Former House Speaker William DiBella was one of several legislators turned lobbyists who received thousands of dollars in finder's fees for guiding Silvester, the treasurer, to firms they represented.
Dirty roots?
Rowland's speech didn't change what the guys at Domar's restaurant think of the governor. They still love him.
Domar's is a tiny bar with a couple of vinyl-backed booths where men can nurse beers and shots over plates of homemade lasagna and maybe make little side bets on the action at Aqueduct. Rowland has come here often, when he was courting his second wife and when he was chasing campaign dollars.
"He shouldn't resign. He's done nothing wrong," said Bernie Cayer, a transplanted Quebecois builder with his hands, caked in drywall compound, wrapped around a Heineken. "He has friends. If he would run again, I would vote for him three times."
Waterbury politicians have long depended on this level of devotion.
Sen.
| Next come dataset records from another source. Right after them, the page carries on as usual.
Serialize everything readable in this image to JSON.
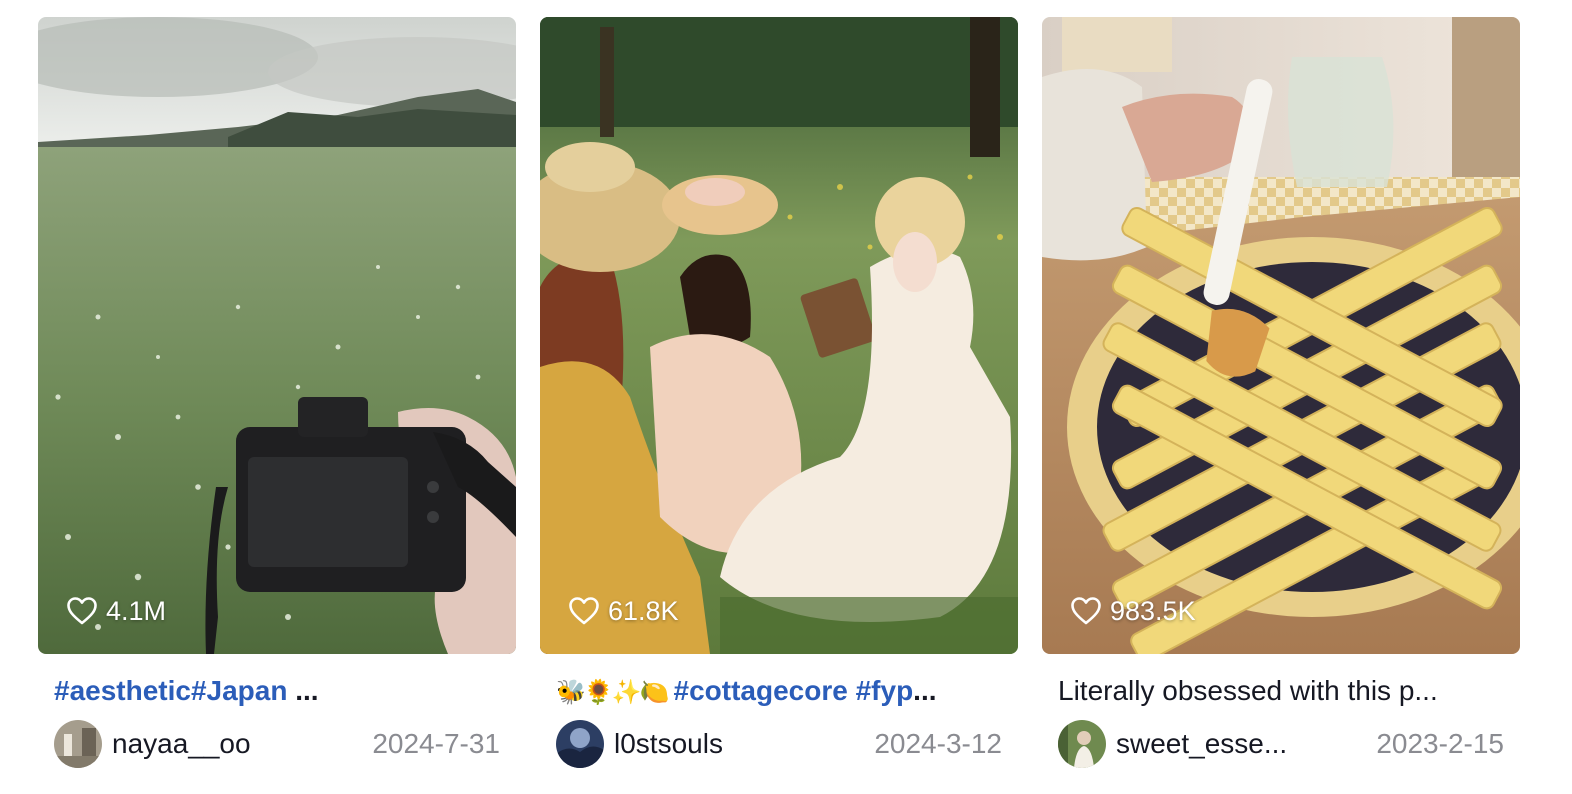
{
  "videos": [
    {
      "likes": "4.1M",
      "caption_tags": "#aesthetic#Japan",
      "caption_ellipsis": " ...",
      "username": "nayaa__oo",
      "date": "2024-7-31"
    },
    {
      "likes": "61.8K",
      "caption_emoji": "🐝🌻✨🍋",
      "caption_tags": "#cottagecore #fyp",
      "caption_ellipsis": "...",
      "username": "l0stsouls",
      "date": "2024-3-12"
    },
    {
      "likes": "983.5K",
      "caption_text": "Literally obsessed with this p...",
      "username": "sweet_esse...",
      "date": "2023-2-15"
    }
  ],
  "colors": {
    "hashtag": "#2b5db9",
    "text": "#161823",
    "date": "#8a8b91",
    "overlay_text": "#ffffff"
  },
  "icons": {
    "likes": "heart-outline-icon"
  }
}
Joe Lieberman once joked that he wanted to be buried in Waterbury so he could remain active in politics.
"He came out of a political machine that contributed to his willingness to be so dirty," said Tom Swan of the Connecticut Citizen Action Group. "They moved him up the food chain awfully fast and with that came a certain arrogance."
Rowland's supporters point, without irony, to his corruption-battling pedigree.
In the late 1930s, Rowland's grandfather Sherwood, a Republican, ran for comptroller, beating the Democratic incumbent.
Rowland funnelled incriminating documents about the outgoing administration to the local Waterbury Republican newspaper, which won a Pulitzer for its coverage.
John Rowland embraced the full-contact style of local politics at an early age. He was elected to the Connecticut House at 23, becoming the youngest state representative ever. At 27, he became the youngest member of the 99th Congress.
In Washington, he was taken under the wing of Vice President George Bush, himself a son of Connecticut, though from more upper-class roots.
In 1990, when Rowland grew tired of the slow pace and anonymity of Congress, he set his sights on the governor's office. He ran against Lowell Weicker, a respected Republican senator, accusing him of corruption, and lost.
Well after midnight, Rowland got a call from the White House. President Bush wanted to tell him to keep his chin up.
Life after cancer
Even before the last election, speculation was rampant that Rowland wouldn't finish his third term. It was assumed he would be tapped to serve in the Bush administration.
But in late January, when President Bush came to Greenwich to raise $1.1-million for his re-election, Rowland, the state campaign chairman, was conspicuously absent.
Like the sick relative who doesn't want to infect the rest of the family, he refused to come down for Christmas dinner.
Optimists, and there are a few, think Rowland's scandal offers an unparalleled opportunity to fix a broken political system. Campaign finance reform would be a start.
"The corruption trail starts on the campaign trail," Swan said.
But there is an endemic sloppiness to the way the government has policed itself. Three members of the state's Ethics Commission, all of them appointed by Rowland, donated to his re-election campaigns. The chairwoman gave $1,000.
Little wonder that one of the first bills the Legislature will consider this session is a proposal to make the Ethics Commission more ethical.
- Information from the Hartford Courant was used in this report.